По субботам или воскресеньям, если мы проводили их вместе, мы отправлялись куда-нибудь за город, сначала трамваем, или поездом, или пароходом, а потом пешком; а иногда, если была охота, мы от самого дома шли пешком и вели длинные беседы. Тут-то Питер показывал себя во всем блеске. Он так хорошо знал жизнь, так интересно говорил о природе, о ее жестокой, загадочной красоте, что я мог слушать его без конца, как, должно быть, когда-то ученики слушали Платона и Аристотеля.

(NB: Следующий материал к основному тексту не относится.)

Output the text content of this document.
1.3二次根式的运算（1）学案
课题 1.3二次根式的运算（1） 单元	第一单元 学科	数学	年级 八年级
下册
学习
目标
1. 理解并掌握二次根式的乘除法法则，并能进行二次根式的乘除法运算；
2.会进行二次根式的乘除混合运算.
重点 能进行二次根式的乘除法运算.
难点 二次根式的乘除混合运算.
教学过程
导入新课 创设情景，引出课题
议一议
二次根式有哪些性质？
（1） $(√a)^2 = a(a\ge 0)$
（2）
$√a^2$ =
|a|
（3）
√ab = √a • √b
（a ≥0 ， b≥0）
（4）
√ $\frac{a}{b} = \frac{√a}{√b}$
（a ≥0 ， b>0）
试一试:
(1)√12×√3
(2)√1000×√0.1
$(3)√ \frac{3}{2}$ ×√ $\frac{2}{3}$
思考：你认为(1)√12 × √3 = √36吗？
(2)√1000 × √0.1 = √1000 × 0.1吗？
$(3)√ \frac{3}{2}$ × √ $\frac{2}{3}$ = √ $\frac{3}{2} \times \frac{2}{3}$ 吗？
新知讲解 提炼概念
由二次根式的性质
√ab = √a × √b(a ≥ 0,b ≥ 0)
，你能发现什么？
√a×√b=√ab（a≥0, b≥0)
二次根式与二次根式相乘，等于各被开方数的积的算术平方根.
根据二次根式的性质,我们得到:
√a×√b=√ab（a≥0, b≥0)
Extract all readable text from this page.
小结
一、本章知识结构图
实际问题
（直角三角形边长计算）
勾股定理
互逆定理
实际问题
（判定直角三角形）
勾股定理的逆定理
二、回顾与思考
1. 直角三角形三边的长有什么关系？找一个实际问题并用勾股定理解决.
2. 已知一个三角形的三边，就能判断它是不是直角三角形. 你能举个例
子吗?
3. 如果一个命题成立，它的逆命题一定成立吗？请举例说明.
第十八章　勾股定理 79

Однажды мы бродили с ним вдоль узенькой бухточки, где-то в окрестностях Камдена; через бухточку был перекинут мост, а под ним стояли рыбачьи лодки. Как раз когда мы проходили по мосту, внизу кто-то с лодки увидел утопленника, вероятно, самоубийцу; видно, тело пробыло в воде не один день, но не было обезображено, только посинело. Судя по одежде, утопленник был человек с некоторым достатком. Меня мутило от одного вида мертвеца, и я тянул Питера прочь. Но не тут-то было. Ему непременно надо было помочь вытащить тело на берег; не успел я оглянуться, как он уже был среди лодочников и вместе с ними горячо обсуждал вопрос о том, кто этот человек и почему он утонул. Потом Питер предложил им обыскать карманы утопленника, пока кто-нибудь сходит за полицией. Но, главное, ему не терпелось порассуждать о том, что человек всего-навсего соединение хлора, серной и фосфорной кислоты, калия, натрия, кальция, магния, кислорода, и о том, какие из этих составных частей окрашивают разлагающуюся плоть в зеленые, желтые или бурые цвета. Питер был реалист, не боялся прямо смотреть на вещи с суровой, но, по-своему, очень человечной пытливостью. У меня этого мужества не было. Питер же все мог переварить. Его не смущало, что тело утопленника уже становилось добычей червей. Питер с увлечением говорил и о них, об их назначении и обязанностях. Он смело утверждал, что человек в лучшем случае — всего-навсего химическая формула, что его создала сила несравненно более разумная, чем он, — для каких-то своих, может быть, и не очень высоких целей. И какова бы она ни была, эта сила, что бы она собою ни представляла, она и не добра и не зла в том смысле, как мы это понимаем, но соединяет в себе и то и другое. И тут он сел на своего конька и пустился в мистику: рассказывал о прорицаниях халдеев, как они гадали по звездам и по внутренностям мертвых животных, прежде чем отправиться в поход, о варварских фетишах африканцев, о хитрых фокусах греческих и римских жрецов и, наконец, сообщил мне об одном предприимчивом рыботорговце, который привязал под водой дохлую лошадь, чтобы каждое утро иметь для рынка побольше угрей. В конце концов я возмутился и сказал, что все это омерзительно.